Objective: Although many genetic and environmental factors are investigated the etiopathogenesis of microtia, it still remains unclear. We investigated the relationship between the variants/expression of pro-and anti-inflammatory cytokines [interleukin (IL) 6, IL-10, tumor necrosis factor-alpha (TNF-alpha), transforming growth factor beta (TGF-beta 1), interferon gamma (IFN-gamma)] and susceptibility non-syndromic microtia in a Turkish cohort. Methods: Nineteen unrelated cases with microtia and 40 healthy controls were included in the present study.
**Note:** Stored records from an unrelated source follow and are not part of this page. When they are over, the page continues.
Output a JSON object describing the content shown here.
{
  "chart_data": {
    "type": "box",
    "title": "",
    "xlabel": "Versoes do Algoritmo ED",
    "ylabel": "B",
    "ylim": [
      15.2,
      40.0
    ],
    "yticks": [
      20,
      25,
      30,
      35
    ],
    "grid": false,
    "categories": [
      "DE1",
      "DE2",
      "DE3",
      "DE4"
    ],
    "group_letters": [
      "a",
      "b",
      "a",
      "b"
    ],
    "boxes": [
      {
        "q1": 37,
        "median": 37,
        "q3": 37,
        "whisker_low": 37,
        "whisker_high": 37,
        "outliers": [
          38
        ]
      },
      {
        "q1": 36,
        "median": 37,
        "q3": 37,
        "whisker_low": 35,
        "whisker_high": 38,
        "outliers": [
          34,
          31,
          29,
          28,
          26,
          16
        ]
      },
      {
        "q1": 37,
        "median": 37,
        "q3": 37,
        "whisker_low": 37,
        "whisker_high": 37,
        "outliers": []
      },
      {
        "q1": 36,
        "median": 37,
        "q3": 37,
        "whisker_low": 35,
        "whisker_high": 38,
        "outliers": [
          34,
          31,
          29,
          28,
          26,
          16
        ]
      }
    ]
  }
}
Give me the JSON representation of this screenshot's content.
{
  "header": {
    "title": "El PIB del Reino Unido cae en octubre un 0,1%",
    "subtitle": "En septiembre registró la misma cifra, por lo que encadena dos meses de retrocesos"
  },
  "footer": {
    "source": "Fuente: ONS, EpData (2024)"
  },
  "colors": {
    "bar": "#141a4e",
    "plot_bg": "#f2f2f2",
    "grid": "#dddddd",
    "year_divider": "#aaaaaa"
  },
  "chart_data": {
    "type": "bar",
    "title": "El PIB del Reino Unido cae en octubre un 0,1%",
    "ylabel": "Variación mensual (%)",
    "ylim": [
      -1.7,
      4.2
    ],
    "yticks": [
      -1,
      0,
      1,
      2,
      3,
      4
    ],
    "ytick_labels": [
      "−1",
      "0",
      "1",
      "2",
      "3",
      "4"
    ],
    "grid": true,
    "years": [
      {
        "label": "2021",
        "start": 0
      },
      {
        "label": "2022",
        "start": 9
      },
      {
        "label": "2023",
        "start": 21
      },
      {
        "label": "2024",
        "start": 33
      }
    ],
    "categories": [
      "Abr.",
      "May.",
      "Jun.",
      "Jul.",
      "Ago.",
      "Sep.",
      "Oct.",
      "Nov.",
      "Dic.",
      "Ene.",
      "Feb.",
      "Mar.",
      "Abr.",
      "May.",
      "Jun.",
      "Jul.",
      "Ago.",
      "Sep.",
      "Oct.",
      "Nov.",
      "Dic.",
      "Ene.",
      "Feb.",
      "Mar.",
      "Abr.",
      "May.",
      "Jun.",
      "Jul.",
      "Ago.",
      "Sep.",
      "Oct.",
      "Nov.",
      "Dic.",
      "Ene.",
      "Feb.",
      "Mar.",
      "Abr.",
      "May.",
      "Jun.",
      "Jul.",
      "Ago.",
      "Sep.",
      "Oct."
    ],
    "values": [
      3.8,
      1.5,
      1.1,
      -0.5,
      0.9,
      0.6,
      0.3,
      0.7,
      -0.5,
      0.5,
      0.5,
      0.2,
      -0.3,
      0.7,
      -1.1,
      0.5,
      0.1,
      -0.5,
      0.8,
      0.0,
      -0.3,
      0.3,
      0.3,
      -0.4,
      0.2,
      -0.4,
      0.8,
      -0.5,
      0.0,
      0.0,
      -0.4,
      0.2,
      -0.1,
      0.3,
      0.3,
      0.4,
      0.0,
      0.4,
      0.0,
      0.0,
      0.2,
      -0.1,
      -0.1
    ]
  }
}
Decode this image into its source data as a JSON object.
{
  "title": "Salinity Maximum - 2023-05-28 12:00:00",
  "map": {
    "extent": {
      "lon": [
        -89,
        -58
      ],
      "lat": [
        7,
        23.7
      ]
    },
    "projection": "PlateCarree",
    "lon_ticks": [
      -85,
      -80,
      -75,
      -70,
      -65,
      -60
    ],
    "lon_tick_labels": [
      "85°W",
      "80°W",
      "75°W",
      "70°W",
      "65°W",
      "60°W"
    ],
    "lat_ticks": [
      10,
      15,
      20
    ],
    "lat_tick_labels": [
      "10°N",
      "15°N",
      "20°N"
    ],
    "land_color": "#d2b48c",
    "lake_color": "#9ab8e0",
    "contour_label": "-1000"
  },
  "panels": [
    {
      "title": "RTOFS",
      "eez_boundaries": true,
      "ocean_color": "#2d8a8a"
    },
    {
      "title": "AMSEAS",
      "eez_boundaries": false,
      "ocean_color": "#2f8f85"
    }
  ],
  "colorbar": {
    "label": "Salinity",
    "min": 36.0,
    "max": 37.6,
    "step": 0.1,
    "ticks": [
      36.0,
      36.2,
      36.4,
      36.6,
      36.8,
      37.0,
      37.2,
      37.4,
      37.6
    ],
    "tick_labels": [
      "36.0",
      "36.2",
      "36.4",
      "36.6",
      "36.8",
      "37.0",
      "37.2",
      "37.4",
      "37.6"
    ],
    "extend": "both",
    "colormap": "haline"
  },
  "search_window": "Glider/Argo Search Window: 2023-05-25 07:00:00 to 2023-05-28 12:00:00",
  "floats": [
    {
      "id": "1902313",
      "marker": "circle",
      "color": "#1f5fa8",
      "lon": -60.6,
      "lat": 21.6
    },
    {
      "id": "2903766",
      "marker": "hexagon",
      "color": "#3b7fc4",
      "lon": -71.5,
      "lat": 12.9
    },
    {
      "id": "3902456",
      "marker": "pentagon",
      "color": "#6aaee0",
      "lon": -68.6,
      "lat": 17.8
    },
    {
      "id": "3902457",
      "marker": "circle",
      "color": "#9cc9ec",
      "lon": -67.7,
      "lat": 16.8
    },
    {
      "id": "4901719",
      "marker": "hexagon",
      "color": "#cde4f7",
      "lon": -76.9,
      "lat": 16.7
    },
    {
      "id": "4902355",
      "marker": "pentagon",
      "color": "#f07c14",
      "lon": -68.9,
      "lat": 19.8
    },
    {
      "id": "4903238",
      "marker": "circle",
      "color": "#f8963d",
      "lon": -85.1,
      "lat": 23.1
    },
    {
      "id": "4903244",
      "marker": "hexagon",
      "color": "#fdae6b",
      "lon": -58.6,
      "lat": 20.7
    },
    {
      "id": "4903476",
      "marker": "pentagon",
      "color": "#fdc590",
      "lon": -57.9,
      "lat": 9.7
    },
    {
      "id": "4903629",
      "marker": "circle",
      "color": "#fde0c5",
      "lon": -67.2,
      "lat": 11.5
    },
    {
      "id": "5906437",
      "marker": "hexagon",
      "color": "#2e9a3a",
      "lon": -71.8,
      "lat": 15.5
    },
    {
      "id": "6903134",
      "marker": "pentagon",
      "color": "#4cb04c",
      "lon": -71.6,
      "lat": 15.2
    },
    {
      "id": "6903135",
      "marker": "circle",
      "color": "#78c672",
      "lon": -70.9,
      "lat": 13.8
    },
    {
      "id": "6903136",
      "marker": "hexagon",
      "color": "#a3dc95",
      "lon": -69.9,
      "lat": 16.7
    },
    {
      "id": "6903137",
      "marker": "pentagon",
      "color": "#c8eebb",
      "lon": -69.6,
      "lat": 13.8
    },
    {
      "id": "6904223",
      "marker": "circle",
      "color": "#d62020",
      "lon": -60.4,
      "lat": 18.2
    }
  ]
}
Cytokine variants were tested by polymerase chain reaction with sequence-specific primers (PCR-SSP) method. Results: It was found that IL-6 (-174) GG genotype (high expression) was higher in microtia cases than the controls (p=0.010) while IL-6 (-174) GC (high expression) genotype was lower in patients (p=0.003). For IL-6 (-174), patients with GG genotype had a 5895-fold increased risk for microtia. IFN-gamma (+874) variant AA genotype (low expression) was lower in microtia cases (p=0.009). IL-6 (-174) G allele was more prevalent in patient group compared to controls while C allele was lower in patients than controls (p=0.003). IFN-gamma (+874) variant T allele was more prevalent in cases while A allele was lower in cases (p=0.017). Conclusion: We have demonstrated for the first time that the cytokine variants constitute risk factors for developing microtia. Our study suggests that the IFN-gamma (+874) and IL-6 (-174) variants may be considered as a risk factor for microtia in a Turkish cohorts.